The only restriction in these powers is in situations where it is not in the interests of justice to exercise such powers at a motion rather than at trial. Alternatively, pursuant to Rule 20.04(2.2), a judge may also order that oral evidence be presented by one or more parties via mini-trial as a type of compromise.
With the addition of these broader powers, care must be taken to determine the types of cases best suited for these new tools. Based on the post-2010 Rule 20 motions that have proceeded thus far, it appears that the Court has been content to utilize these extended powers when there is a valid defence that would defeat an entire claim – eg. the failure to file within a limitation period.
In Zwaigenbaum v. Scher,  O.J. No. 369 (S.C.J.), Justice Pitt was satisfied that there was sufficient evidence before him to draw reasonable inferences and grant summary judgment to the defendant. Justice Pitt found that the defendant had a valid limitation argument against the plaintiff, and conversely, the plaintiff’s discoverability arguments were unsubstantiated.
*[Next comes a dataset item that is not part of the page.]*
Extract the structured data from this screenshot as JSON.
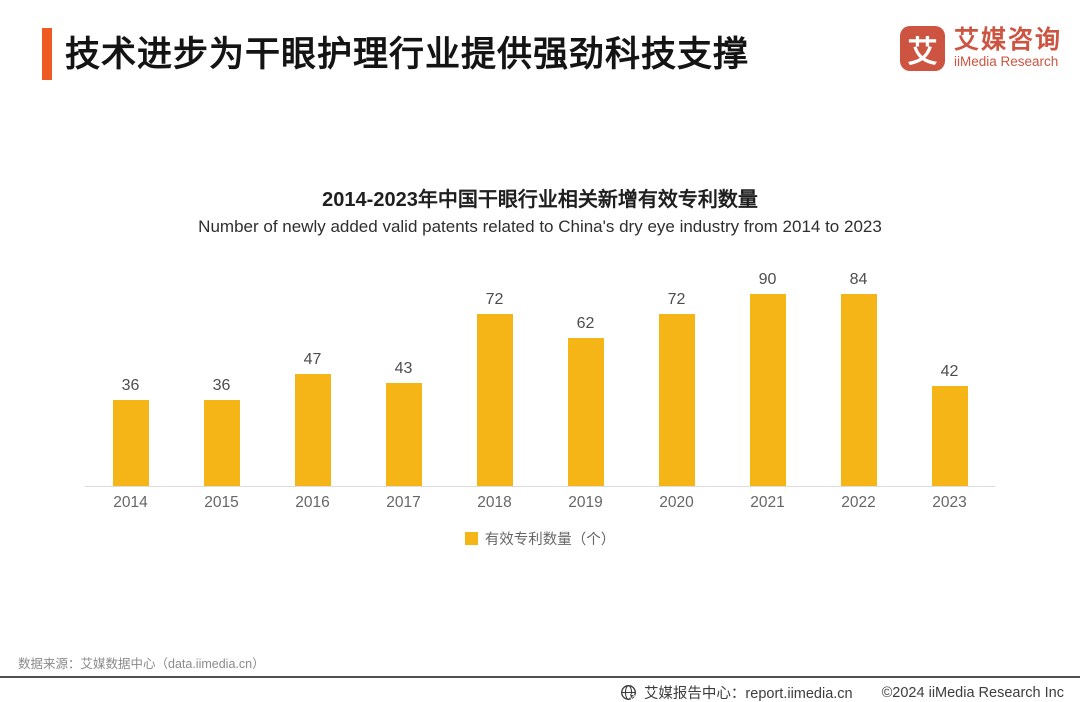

Justice Pitt commented that the broader powers to address evidentiary issues now made it appropriate to address discoverability at a summary judgment motion. This is a serious departure from the old jurisprudence, where the Court of Appeal had concluded that such a determination was inappropriate on a motion for summary judgment [per Aguonie v. Galion Solid Waster Material Inc. (1998), 38 O.R. (3d) 161]. Notably, Justice Pitt’s reasoning in Zwaigenbaum was also followed by Justice Allen in Liu v. Silver,  O.J. No. 1608 (S.C.J.).
Thus far, the most significant ruling that deals with the Court’s broader powers came in the case of Cuthbert v. TD Canada Trust,  O.J. No. 630 (S.C.J.). In Cuthbert, the plaintiff brought a claim against the defendant for debiting monies from the plaintiff’s account when it discovered that the monies were fraudulently transferred.The plaintiff alleged that the monies debited by the bank were connected to a repayment of loans that were made by him. Conversely, the third party bank argued that the monies were traced to fraudulent mortgages on four different properties. The parties all brought simultaneous motions for summary judgment. Although Justice Karakatsanis warned that the new Rule 20 should not “substitute a summary trial for a summary judgment motion,” he concluded that the plaintiff was nonetheless unable to provide any legitimate evidence that he had received consideration for the fraudulent funds in his account. Justice Karakatsanis made the following comments when deciding in favour of the two banks:
I have taken a good hard look at the evidence, evaluated it, drawn inferences and made a finding of credibility in order to determine whether there was a genuine issue of a material fact for trial. I have concluded that the evidence of the Royal Bank’s claim for restitution is compelling; I have concluded, on the other hand, the evidence of the plaintiff’s claim that he received the funds in repayment of the loan is not credible and that it is not in the interests of justice that credibility be determined at trial. To this extent I have weighed and evaluated the evidence and determined that there is no genuine issue of a material fact requiring a trial.
In reaching his decision, Justice Karakatsanis relied on the Court’s new power to weigh the cross-examination transcripts and draw factual inferences. Justice Karakatsanis noted significant contradictions between two affidavits sworn by the plaintiff, his testimony on cross-examination during the motion, and the rest of the records filed into evidence, and found the plaintiff’s version of events not to be credible.
Although the new Rule 20 case law is still developing, the above-noted cases suggest that the Court will now be more willing to take a harder look at frivolous cases at an earlier stage of the proceedings. For insurers, this should allow for the more efficient resolution of clearly frivolous claims without incurring the full costs of a trial, or the need to pay out a nominal, nuisance-based settlement simply to reduce litigation costs.